# Mehrere Rückgabeparameter



## Tentoxa (19. Oktober 2004)

Hallo Leute,

wie kann man in Java mehrere Rückgabeparameter von verschiedenen Typs realisieren (z.B. String und boolean )? Gibt es da Möglichkeiten ohne einen Vector oder Objekt zu übergeben? 

Grüße!


----------



## Vincentius (19. Oktober 2004)

Tentoxa hat gesagt.:
			
		

> Gibt es da Möglichkeiten ohne einen Vector oder Objekt zu übergeben?
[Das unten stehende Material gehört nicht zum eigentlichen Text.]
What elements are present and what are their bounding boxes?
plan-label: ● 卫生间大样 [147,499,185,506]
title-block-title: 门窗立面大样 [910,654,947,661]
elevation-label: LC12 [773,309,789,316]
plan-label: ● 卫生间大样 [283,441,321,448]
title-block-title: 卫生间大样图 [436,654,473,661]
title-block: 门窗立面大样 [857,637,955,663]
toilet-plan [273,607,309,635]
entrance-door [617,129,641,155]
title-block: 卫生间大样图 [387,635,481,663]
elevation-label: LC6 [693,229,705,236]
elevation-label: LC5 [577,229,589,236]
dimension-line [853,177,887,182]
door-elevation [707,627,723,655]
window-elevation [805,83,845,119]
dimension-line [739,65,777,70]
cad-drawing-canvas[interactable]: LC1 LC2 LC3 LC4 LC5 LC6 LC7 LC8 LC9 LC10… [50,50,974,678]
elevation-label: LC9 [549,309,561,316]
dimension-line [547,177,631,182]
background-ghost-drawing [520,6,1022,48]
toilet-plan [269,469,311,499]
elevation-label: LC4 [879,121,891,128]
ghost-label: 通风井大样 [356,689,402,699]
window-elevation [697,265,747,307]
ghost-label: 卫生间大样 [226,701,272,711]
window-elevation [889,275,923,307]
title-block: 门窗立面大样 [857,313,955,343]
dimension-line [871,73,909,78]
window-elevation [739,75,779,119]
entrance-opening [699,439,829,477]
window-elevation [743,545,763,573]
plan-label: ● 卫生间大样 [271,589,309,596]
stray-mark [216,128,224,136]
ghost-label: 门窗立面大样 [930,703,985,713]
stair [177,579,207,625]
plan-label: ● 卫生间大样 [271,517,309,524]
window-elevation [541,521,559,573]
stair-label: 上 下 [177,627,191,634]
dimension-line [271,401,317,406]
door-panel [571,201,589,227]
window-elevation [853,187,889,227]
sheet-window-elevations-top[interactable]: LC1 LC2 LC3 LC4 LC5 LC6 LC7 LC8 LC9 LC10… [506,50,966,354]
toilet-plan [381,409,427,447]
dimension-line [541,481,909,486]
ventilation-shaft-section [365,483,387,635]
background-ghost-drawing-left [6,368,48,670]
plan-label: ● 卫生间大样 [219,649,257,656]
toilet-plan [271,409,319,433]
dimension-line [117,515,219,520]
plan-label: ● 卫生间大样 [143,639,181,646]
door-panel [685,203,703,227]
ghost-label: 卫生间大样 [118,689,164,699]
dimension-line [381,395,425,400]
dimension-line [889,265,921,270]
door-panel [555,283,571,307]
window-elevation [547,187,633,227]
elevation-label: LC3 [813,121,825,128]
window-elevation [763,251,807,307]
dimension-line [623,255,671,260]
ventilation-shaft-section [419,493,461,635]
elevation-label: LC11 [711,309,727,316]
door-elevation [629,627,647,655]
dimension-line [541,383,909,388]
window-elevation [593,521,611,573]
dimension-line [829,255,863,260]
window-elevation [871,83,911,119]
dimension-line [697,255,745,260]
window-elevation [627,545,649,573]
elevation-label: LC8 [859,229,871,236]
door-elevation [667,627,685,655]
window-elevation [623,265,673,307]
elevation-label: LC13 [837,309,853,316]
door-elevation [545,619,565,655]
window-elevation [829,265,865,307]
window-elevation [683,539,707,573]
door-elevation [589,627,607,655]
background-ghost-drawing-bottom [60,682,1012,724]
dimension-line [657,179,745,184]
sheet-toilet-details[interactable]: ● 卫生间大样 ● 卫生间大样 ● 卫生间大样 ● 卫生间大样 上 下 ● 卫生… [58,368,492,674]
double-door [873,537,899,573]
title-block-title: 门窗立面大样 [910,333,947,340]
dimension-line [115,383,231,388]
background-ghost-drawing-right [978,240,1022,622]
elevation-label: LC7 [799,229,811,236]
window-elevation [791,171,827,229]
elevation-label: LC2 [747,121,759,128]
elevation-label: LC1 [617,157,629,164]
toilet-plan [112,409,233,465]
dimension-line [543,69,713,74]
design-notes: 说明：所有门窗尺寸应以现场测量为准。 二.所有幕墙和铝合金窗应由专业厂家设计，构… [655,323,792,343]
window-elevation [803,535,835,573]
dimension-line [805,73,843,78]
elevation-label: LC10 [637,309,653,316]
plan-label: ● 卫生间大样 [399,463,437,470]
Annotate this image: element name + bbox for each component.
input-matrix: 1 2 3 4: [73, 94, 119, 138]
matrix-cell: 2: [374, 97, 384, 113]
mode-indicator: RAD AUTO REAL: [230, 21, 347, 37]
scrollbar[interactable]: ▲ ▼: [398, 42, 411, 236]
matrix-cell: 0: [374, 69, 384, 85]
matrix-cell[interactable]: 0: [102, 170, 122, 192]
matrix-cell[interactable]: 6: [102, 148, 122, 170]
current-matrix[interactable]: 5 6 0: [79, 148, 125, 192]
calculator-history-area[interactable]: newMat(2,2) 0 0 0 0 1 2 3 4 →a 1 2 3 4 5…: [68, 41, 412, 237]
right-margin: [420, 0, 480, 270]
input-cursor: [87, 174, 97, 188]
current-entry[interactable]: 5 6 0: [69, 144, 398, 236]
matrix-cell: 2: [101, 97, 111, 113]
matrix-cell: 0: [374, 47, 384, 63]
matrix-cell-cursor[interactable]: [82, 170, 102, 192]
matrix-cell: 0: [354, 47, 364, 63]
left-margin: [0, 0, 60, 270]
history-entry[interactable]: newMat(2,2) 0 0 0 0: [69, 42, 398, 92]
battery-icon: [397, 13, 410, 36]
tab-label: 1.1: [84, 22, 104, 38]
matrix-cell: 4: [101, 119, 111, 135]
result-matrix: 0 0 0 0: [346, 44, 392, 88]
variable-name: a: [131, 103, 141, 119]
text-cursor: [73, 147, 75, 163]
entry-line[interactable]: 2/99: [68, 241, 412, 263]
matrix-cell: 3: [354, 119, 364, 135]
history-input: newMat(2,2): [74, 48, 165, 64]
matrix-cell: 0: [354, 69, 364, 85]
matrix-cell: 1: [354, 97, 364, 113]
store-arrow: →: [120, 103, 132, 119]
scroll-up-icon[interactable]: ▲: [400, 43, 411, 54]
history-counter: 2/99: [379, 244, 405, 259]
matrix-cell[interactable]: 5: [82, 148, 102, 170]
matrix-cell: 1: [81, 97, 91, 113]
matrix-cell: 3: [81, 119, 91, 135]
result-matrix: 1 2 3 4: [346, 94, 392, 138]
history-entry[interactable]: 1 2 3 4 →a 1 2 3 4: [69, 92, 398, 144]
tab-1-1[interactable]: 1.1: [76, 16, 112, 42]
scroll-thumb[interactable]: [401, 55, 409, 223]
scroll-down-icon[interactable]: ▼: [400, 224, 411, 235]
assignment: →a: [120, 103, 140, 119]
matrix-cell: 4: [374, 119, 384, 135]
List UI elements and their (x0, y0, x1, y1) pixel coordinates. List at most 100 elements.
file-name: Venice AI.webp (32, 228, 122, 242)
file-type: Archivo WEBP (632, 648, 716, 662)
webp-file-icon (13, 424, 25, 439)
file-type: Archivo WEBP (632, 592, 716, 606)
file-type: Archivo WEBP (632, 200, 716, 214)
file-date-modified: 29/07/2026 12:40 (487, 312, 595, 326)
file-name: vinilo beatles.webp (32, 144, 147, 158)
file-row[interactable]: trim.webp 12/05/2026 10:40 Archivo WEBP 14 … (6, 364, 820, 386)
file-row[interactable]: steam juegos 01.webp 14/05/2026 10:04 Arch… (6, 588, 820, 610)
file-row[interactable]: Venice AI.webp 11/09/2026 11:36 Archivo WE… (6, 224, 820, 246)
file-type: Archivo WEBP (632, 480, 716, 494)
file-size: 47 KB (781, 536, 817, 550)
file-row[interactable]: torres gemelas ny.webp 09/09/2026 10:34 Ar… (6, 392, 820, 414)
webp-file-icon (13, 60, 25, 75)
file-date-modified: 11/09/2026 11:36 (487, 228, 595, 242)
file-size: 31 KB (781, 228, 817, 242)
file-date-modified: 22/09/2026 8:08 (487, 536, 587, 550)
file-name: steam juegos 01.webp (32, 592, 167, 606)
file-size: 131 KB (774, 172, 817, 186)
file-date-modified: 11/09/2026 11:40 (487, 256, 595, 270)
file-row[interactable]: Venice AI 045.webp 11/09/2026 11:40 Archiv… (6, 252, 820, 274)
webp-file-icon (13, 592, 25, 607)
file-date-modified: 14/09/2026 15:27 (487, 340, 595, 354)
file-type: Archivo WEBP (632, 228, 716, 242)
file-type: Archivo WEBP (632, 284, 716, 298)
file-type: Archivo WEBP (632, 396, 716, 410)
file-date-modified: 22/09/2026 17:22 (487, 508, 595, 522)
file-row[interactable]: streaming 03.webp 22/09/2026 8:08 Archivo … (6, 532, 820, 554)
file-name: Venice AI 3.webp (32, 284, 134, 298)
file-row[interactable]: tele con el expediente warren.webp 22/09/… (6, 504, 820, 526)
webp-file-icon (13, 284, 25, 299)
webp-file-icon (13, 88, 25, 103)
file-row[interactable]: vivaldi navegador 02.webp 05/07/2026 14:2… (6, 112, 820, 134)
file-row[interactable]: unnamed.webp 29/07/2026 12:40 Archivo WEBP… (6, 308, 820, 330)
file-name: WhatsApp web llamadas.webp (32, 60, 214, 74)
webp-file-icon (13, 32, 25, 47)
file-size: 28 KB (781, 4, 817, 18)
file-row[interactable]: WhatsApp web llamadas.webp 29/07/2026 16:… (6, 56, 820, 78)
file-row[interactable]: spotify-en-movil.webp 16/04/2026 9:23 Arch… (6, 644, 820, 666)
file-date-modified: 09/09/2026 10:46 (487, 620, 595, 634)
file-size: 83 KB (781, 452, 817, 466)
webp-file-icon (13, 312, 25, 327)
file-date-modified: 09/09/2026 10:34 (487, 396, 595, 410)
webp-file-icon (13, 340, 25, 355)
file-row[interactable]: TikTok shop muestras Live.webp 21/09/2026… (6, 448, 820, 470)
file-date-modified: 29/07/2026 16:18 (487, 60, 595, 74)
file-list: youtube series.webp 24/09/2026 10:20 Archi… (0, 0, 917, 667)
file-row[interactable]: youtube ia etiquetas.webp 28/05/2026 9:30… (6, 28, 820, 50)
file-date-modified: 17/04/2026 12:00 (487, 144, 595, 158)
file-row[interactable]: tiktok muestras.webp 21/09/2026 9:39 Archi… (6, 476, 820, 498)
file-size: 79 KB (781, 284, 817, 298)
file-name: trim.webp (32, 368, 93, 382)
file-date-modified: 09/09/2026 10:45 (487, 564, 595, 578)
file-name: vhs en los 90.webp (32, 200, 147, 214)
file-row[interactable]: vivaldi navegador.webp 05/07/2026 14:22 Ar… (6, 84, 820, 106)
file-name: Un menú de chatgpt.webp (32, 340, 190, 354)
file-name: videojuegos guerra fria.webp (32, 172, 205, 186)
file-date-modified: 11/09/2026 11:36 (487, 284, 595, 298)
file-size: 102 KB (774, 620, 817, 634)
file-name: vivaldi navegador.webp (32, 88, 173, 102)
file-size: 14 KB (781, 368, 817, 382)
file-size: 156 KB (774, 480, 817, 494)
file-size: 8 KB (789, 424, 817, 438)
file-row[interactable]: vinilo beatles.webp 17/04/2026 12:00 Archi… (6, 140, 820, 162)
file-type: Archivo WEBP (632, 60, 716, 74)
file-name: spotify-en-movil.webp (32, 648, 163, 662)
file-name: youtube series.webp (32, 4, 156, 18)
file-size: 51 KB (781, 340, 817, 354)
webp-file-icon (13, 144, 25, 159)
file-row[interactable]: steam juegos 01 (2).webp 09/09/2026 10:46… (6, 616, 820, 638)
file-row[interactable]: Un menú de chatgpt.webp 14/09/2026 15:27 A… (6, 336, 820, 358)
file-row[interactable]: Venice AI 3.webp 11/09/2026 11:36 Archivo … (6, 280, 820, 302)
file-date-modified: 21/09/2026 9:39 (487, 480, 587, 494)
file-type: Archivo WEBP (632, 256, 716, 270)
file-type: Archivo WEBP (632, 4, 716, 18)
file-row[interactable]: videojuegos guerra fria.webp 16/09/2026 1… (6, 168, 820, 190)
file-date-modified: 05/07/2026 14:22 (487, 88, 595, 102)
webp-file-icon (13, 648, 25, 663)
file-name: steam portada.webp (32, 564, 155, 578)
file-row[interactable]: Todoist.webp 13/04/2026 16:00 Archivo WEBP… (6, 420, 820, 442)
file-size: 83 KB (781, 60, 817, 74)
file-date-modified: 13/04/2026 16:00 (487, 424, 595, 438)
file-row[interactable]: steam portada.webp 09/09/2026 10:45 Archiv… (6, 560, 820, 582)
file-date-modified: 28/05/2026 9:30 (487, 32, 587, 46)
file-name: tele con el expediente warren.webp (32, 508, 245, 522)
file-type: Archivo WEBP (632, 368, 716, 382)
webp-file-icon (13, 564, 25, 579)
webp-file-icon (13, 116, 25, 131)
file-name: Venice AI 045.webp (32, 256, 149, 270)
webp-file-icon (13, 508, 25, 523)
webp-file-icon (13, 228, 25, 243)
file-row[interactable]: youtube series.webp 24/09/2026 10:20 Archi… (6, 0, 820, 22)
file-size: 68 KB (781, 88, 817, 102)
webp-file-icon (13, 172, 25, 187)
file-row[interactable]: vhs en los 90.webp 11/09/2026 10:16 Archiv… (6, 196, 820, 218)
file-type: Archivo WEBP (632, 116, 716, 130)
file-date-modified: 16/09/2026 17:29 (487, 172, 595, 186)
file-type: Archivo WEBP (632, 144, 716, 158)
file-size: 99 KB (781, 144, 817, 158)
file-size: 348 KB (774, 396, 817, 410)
Nein, dafür müsstest Du eine Wrapper-Klasse schreiben, die die Rückgabeparameter kapselt.


----------



## Thomas Darimont (19. Oktober 2004)

Hallo!

Du könntest z.Bsp ein Object[] Array zurück geben in das du deine Werte gelegt hast...
Dabei musst du natürlich Referenztypen verwenden.

Gruß Tom


----------



## Tentoxa (21. Oktober 2004)

Thomas Darimont hat gesagt.:
			
		

> Hallo!
> 
> Dabei musst du natürlich Referenztypen verwenden.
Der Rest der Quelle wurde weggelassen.